Le poète dit la cause des désordres
On a souvent dit (et peut-être estimé) que Pound, né aux États-Unis, mort à Venise après de longues années vécues en Europe (Londres, Paris, Rapallo), d’une guerre à l’autre, s’était toqué de théories économiques, perdant son art poétique. Incompréhension totale. C’est bien la poésie qui conduit à une pensée de la cause des désordres et des destructions.
Voyez ainsi (p. 129 à 133 de l’édition Carcanet) les notes préparatoires au premier des « Cantos pisans ». Le poète regarde l’étendue du désastre :
« ils ont fait des milliards de profit
Qu’ils les retirent
« les gains privés n’apportent pas la prospérité
l’équité est la vraie richesse des états
« fils du paradis dans la pleine splendeur
le disque du soleil sur le champ cultivé
au dessus de l’assemblée harmonieuse
« les nantis ne se sont pas préoccupés
de progrès social
ou de protection des salaires »
Pound va alors puiser ailleurs (un autre temps, ou un autre lieu) de quoi conforter son entreprise. Chez Dante ou dans les annales de la Chine classique. Notant au passage :
« à la réalité ? Oui, voilà justement en quoi j’ai cru ---
à la réalité --- quant à la cohérence ?
cohérence.
« dans le ‘Printemps et Automne’
il n’y a pas de guerres justes
le vent aussi est du procès »
et il va revenir à son image favorite (de leit motiv ) :
« la lance du soleil mesure les années ».

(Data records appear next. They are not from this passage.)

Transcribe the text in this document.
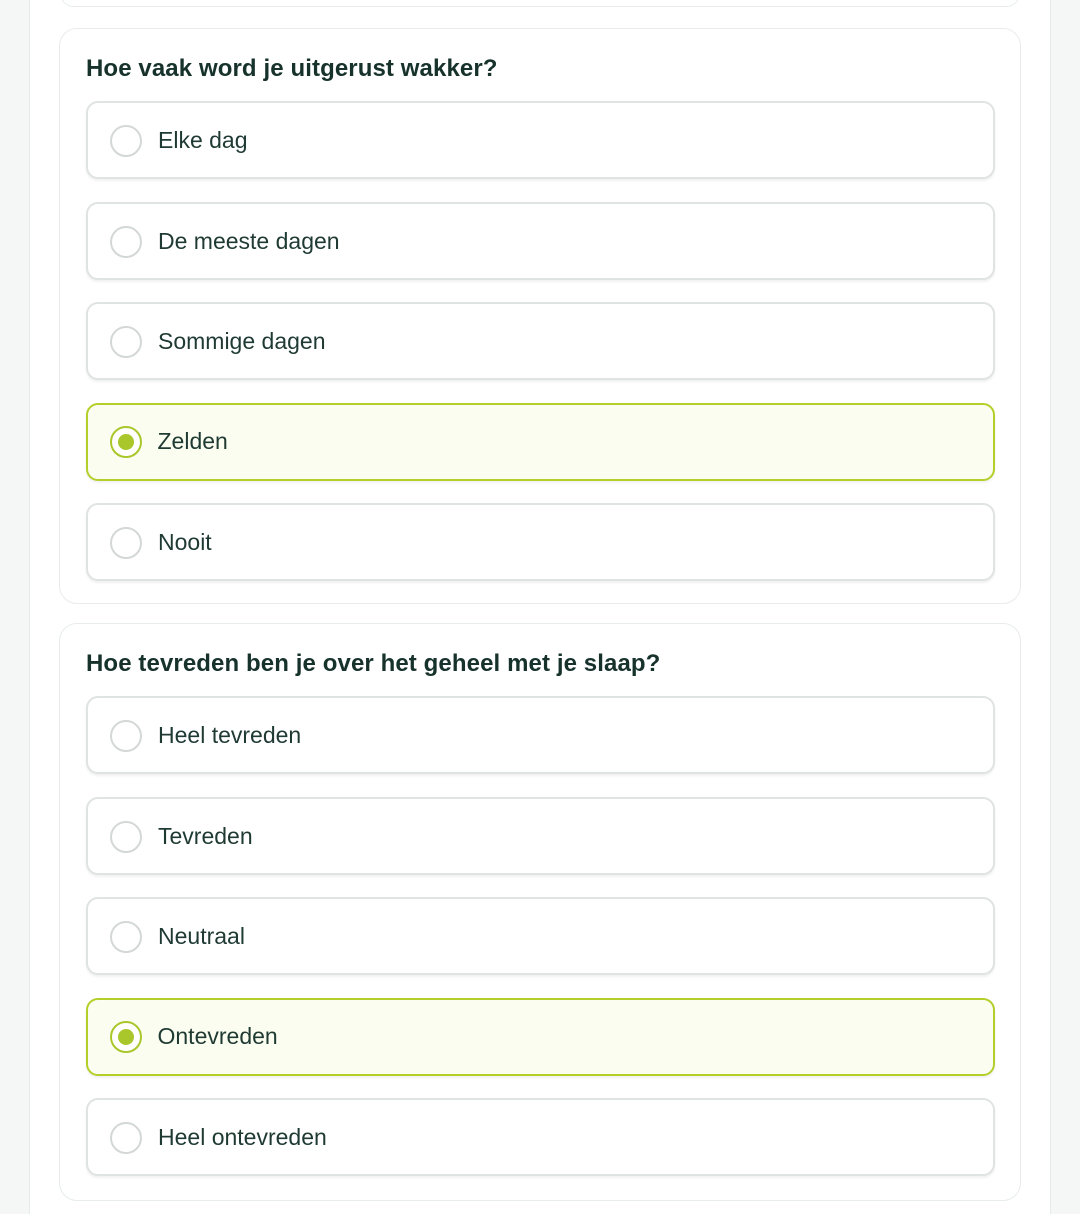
Hoe vaak word je uitgerust wakker?
Elke dag
De meeste dagen
Sommige dagen
Zelden
Nooit
Hoe tevreden ben je over het geheel met je slaap?
Heel tevreden
Tevreden
Neutraal
Ontevreden
Heel ontevreden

C’est bien la ligne de poésie qui rencontre ce qui barre la route du paradis rêvé, abîme la beauté. Mais dans la confiance accordée au « soleil », Pound s’aveugle parfois, multiplie les cibles, se trompe de cible. Il s’enrage (« rage de l’expression », F. Ponge) de l’écart entre désir et déception.
Le recueil que l’on doit à l’opiniâtreté de Massimo Bacigalupo permet de voir Pound dans ce combat,
« Et avoir tenté quelque chose plutôt que non »
Claude Minière
Ezra Pound, Posthumous Cantos, rassemblés et présentés par Massimo Bacigalupo. Carcanet éditeur (Manchester, U.K.)
*Livre en anglais, les traductions des poèmes sont de Claude Minière.